Ou de cette visualisation numérique d’une scène de hockey aquatique, un sport inventé pour l’occasion, dans laquelle un sportif arbore une inscription illisible.
Ou encore du logo « gliof », au lieu de « police », sur le plastron de ce policier parisien en pleine conversation, extrêmement réaliste, avec un personnage de Sesame Street.
5. Des objets dysfonctionnels
Midjourney n’est pas un champion en design industriel : il est capable d’imiter le style d’une époque, mais il comprend rarement la structure des objets dans le détail. D’où de nombreuses anomalies, comme des téléphones tenus de travers ou dont la forme défie l’imagination.
Autre exemple, sur cette « photo » du pape à la plage, sa chaise pliante présente un nombre anormalement élevé de pieds (bon courage pour la plier), tandis que le parasol semble planté dans le ventre papal.
Sur une image de cuisine idéale générée par Midjourney, il faut s’intéresser aux pieds des tables et des chaises pour s’apercevoir que ces dernières ne peuvent physiquement pas tenir en équilibre.
6. Une architecture irrégulière
Midjourney ne comprend pas très bien les motifs répétitifs, qu’il restitue comme il peut. C’est vrai avec les arbres situés en arrière-plan : il n’est pas rare qu’il invente des troncs qui se séparent en plusieurs branches, mais rien que la nature interdise. Il en va autrement des éléments d’architecture, sur lesquels il improvise de manière plus visible.
Par exemple, sur cette image de Will Smith en conducteur parisien, la forme des fenêtres varie d’un étage à l’autre.
Sur cette « photo » du pape face à une soucoupe volante, les colonnades défient toutes les règles d’alignement : elles sont irrégulières, à la fois en hauteur et en largeur.
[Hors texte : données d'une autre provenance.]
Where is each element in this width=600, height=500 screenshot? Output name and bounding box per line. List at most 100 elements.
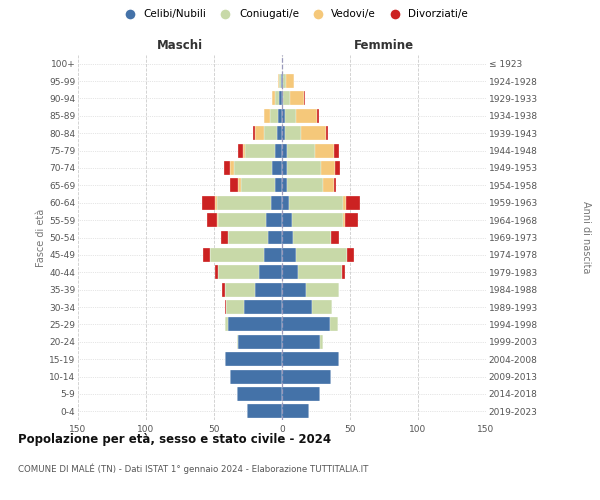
Bar (282, 144, 287, 158)
Bar (242, 144, 245, 158)
Bar (215, 196, 217, 209)
Bar (283, 92, 290, 106)
Bar (335, 161, 340, 175)
Y-axis label: Anni di nascita: Anni di nascita (581, 202, 591, 274)
Bar (296, 109, 317, 123)
Bar (322, 161, 335, 175)
Bar (245, 144, 275, 158)
Bar (282, 109, 285, 123)
Bar (215, 266, 218, 279)
Bar (217, 196, 271, 209)
Bar (247, 404, 282, 418)
Bar (323, 178, 334, 192)
Bar (218, 266, 259, 279)
Bar (282, 161, 287, 175)
Bar (265, 126, 277, 140)
Bar (207, 213, 217, 227)
Bar (275, 178, 282, 192)
Bar (238, 335, 282, 348)
Bar (282, 230, 293, 244)
Bar (225, 300, 226, 314)
Bar (272, 92, 275, 106)
Bar (282, 318, 329, 332)
Bar (292, 213, 343, 227)
Legend: Celibi/Nubili, Coniugati/e, Vedovi/e, Divorziati/e: Celibi/Nubili, Coniugati/e, Vedovi/e, Di… (116, 5, 472, 24)
Bar (224, 161, 230, 175)
Bar (203, 248, 210, 262)
Text: COMUNE DI MALÉ (TN) - Dati ISTAT 1° gennaio 2024 - Elaborazione TUTTITALIA.IT: COMUNE DI MALÉ (TN) - Dati ISTAT 1° genn… (18, 464, 368, 474)
Bar (282, 126, 285, 140)
Bar (285, 126, 301, 140)
Bar (331, 230, 339, 244)
Bar (227, 230, 268, 244)
Bar (202, 196, 215, 209)
Bar (347, 248, 354, 262)
Bar (282, 213, 292, 227)
Bar (301, 126, 326, 140)
Bar (227, 318, 282, 332)
Bar (287, 144, 314, 158)
Bar (259, 266, 282, 279)
Bar (314, 144, 334, 158)
Bar (346, 196, 359, 209)
Bar (270, 109, 278, 123)
Bar (281, 74, 282, 88)
Bar (225, 318, 227, 332)
Bar (235, 161, 272, 175)
Bar (287, 178, 323, 192)
Bar (282, 282, 307, 296)
Text: Popolazione per età, sesso e stato civile - 2024: Popolazione per età, sesso e stato civil… (18, 432, 331, 446)
Bar (255, 126, 265, 140)
Text: Maschi: Maschi (157, 40, 203, 52)
Bar (210, 248, 265, 262)
Bar (244, 300, 282, 314)
Bar (272, 161, 282, 175)
Bar (253, 126, 255, 140)
Bar (282, 300, 312, 314)
Bar (255, 282, 282, 296)
Bar (225, 282, 255, 296)
Bar (334, 178, 337, 192)
Bar (286, 74, 294, 88)
Bar (290, 92, 304, 106)
Bar (265, 248, 282, 262)
Bar (241, 178, 275, 192)
Bar (342, 266, 344, 279)
Bar (238, 144, 242, 158)
Bar (237, 387, 282, 401)
Bar (218, 213, 266, 227)
Bar (230, 178, 238, 192)
Bar (221, 230, 227, 244)
Bar (307, 282, 339, 296)
Bar (283, 74, 286, 88)
Bar (317, 109, 319, 123)
Bar (268, 230, 282, 244)
Bar (296, 248, 347, 262)
Bar (320, 335, 323, 348)
Bar (217, 213, 218, 227)
Bar (282, 266, 298, 279)
Bar (282, 74, 283, 88)
Bar (282, 404, 309, 418)
Bar (304, 92, 305, 106)
Bar (298, 266, 342, 279)
Bar (282, 335, 320, 348)
Bar (226, 300, 244, 314)
Bar (282, 352, 339, 366)
Bar (282, 196, 289, 209)
Bar (289, 196, 343, 209)
Bar (343, 213, 344, 227)
Bar (279, 74, 281, 88)
Bar (265, 109, 270, 123)
Bar (238, 178, 241, 192)
Bar (282, 387, 320, 401)
Bar (344, 213, 358, 227)
Bar (230, 161, 235, 175)
Bar (279, 92, 282, 106)
Bar (282, 248, 296, 262)
Bar (277, 126, 282, 140)
Bar (326, 126, 328, 140)
Y-axis label: Fasce di età: Fasce di età (36, 208, 46, 266)
Bar (225, 352, 282, 366)
Bar (285, 109, 296, 123)
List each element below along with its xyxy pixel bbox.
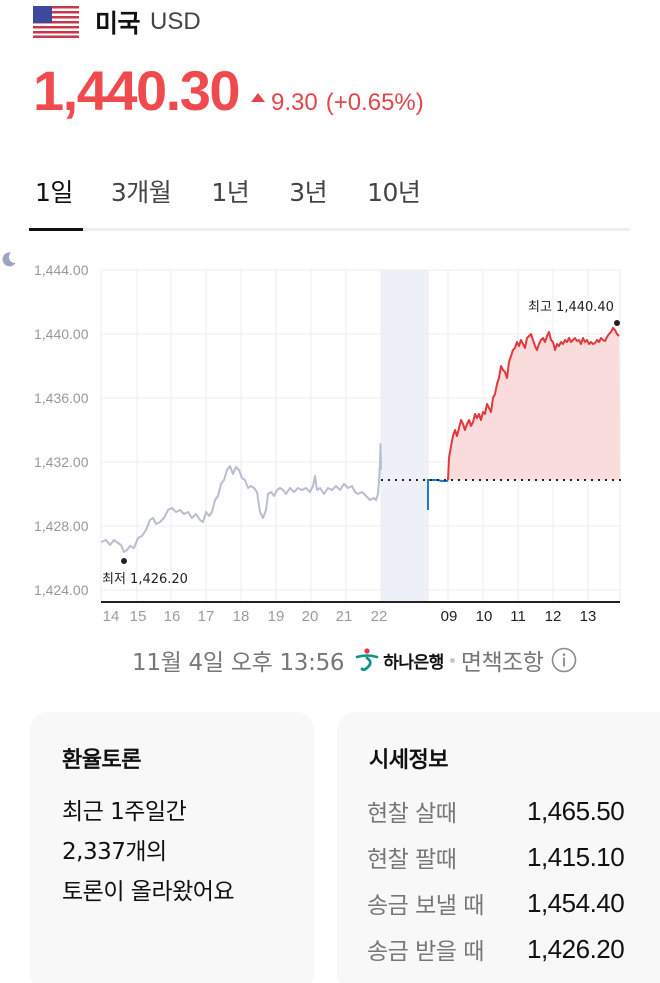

Il n’est pas dit que ces défauts ne seront pas résolus lors de la prochaine mise à jour du logiciel, d’ici à quelques mois. En attendant, on peut se rappeler que toutes ces créations partagent d’autres indices de leur caractère artificiel et qu’il n’est pas nécessaire de les observer à la loupe pour les repérer. D’une part, elles ne sont jamais sourcées, ne renvoient jamais à un article ou à un photographe (et pour cause). D’autre part, l’éléphant est parfois au milieu de la pièce : quand une soucoupe volante fait face au pape, peut-être n’y a-t-il pas besoin d’éplucher les pixels pour se convaincre que l’image est l’œuvre d’un plaisantin. Dans les autres cas, il faudra désormais redoubler de prudence.